As I mentioned in a previous blog post, I spend some of my time working in and with EnterpriseDB's support department. And what that means is that every customer I talk to has a problem, typically a fairly serious problem, and they want me to help them fix it. Of course, to fix it, you first have to be able to identify the problem, and sometimes that's not so simple. Database crashes can be among the more difficult cases to debug.
Of course, PostgreSQL is a pretty reliable database - that's one of the major reasons why I have been using it for more than 10 years now, and involved in the development process for about 3 years. But there are still bugs, especially in betas or newly released major versions. Now, some of those bugs involve a user who tried something new and different and, boom, the database crashed. Those are typically not difficult to debug, because the user has a reproducible test case. A developer can simply do the same thing the user did on their own copy of PostgreSQL, but with a debugger attached, and in most cases it quickly becomes obvious what the problem is.
The really annoying crashes to debug are random crashes that can only be reproduced under load. The user doesn't know what SQL statement is causing the crash (or even whether it's being caused by an SQL statement or some external event, like bad RAM or an uncooperative operating system - I'm looking at you, Microsoft Windows). In current versions of PostgreSQL, the postmaster reports the PID of the process that crashed, and the signal or exit code reported by that process, which really doesn't tell you all that much.
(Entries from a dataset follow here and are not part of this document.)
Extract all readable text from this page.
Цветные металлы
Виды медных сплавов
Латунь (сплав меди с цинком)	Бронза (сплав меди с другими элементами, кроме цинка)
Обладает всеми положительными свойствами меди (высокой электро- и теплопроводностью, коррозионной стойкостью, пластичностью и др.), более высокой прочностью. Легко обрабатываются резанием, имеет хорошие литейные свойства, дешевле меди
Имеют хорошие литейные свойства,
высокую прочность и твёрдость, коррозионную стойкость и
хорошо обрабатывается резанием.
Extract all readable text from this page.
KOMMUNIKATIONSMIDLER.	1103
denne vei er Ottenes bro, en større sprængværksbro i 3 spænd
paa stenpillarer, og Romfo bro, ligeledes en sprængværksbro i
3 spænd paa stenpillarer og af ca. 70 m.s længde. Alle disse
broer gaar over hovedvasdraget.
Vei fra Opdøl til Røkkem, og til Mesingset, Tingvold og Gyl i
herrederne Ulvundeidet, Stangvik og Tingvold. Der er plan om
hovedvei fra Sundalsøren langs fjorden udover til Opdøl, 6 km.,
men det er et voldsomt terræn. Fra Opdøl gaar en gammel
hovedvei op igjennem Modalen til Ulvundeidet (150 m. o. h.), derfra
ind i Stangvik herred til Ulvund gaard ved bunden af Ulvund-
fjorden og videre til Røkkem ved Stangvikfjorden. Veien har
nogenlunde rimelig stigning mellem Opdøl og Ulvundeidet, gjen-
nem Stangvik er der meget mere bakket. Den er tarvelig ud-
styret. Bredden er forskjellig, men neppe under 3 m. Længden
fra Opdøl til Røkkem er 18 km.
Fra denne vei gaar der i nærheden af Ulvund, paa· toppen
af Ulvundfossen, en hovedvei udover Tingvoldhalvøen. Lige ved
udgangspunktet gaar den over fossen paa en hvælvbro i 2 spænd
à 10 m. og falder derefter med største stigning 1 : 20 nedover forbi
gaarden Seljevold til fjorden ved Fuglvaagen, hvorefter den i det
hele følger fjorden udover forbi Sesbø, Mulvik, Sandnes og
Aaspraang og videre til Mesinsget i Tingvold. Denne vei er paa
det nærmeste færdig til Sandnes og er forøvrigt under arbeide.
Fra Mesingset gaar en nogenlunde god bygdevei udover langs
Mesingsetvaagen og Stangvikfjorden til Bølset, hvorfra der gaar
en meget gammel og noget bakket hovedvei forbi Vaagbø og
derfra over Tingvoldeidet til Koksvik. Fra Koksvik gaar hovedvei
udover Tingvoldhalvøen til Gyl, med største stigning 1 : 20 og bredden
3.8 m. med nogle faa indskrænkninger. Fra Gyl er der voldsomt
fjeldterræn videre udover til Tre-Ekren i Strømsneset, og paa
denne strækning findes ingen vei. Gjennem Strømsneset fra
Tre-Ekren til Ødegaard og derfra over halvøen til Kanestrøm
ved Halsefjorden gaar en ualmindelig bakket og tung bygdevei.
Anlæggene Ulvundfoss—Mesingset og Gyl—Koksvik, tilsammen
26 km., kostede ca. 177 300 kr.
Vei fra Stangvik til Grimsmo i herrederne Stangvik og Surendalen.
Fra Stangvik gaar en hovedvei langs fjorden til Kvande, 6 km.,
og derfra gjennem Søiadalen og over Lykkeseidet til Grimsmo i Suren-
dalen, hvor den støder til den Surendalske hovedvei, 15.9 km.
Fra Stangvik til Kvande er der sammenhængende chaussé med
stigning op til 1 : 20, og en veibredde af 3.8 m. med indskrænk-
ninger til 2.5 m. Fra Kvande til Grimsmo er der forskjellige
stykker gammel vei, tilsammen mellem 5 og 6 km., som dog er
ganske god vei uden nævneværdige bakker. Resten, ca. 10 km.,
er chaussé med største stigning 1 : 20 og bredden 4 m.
What you typically want to know is what that process was doing at the time that it kicked the bucket.
Now, the good news is that there are a couple of possible methods for obtaining that information. One trick is to set log_line_prefix to some string which contains %p and log_min_duration_statement=0. This includes the PID in each message written to the log file, and logs all queries. That way, when the crash happens, you can look at the PID in the crash message and read backwards through the log file until you find the query that caused the problem. It can also be helpful to set log_min_messages=DEBUG2 (or higher); sometimes that provides some additional detail on where the process was in its execution when it crashed. The downside of this approach is that generates a lot of log chatter, which can be problematic in some workloads. If you're really unlucky (and I sometimes have been), cranking up the log level slows the system down just enough to prevent the race condition that's causing the crash from happening in the first place.
Another approach is to enable core dump collection, and then extract a stack backtrace (or print out the value of the variable debug_query_string) once you have a core dump. On Linux, this can be done by running ulimit -c unlimited before starting the server, or by using the -c option to pg_ctl start. On Windows, if you're running PostgreSQL 9.1, you can create a "crashdumps" subdirectory inside the data directory. On earlier versions, it's harder.
A major disadvantage of all of these approaches is that they require advance planning. So, when a customer has an unexpected crash, we often have to ask them to do some of the work described above, and then wait for the crash to recur. This lengthens the debugging cycle. That's why I'm pretty excited about a new feature just committed PostgreSQL 9.2, which Marti Raudsepp wrote, I committed, and Tom Lane further improved: when a backend crashes, it tries to dump out the query string (or the first 1024 bytes of the query string). We'll need to get some real-world experience with this before we know for sure how helpful it will turn out to be, but I'm hoping it's going to greatly simplify debugging those rare but very tricky cases where the database crashes at unpredictable intervals.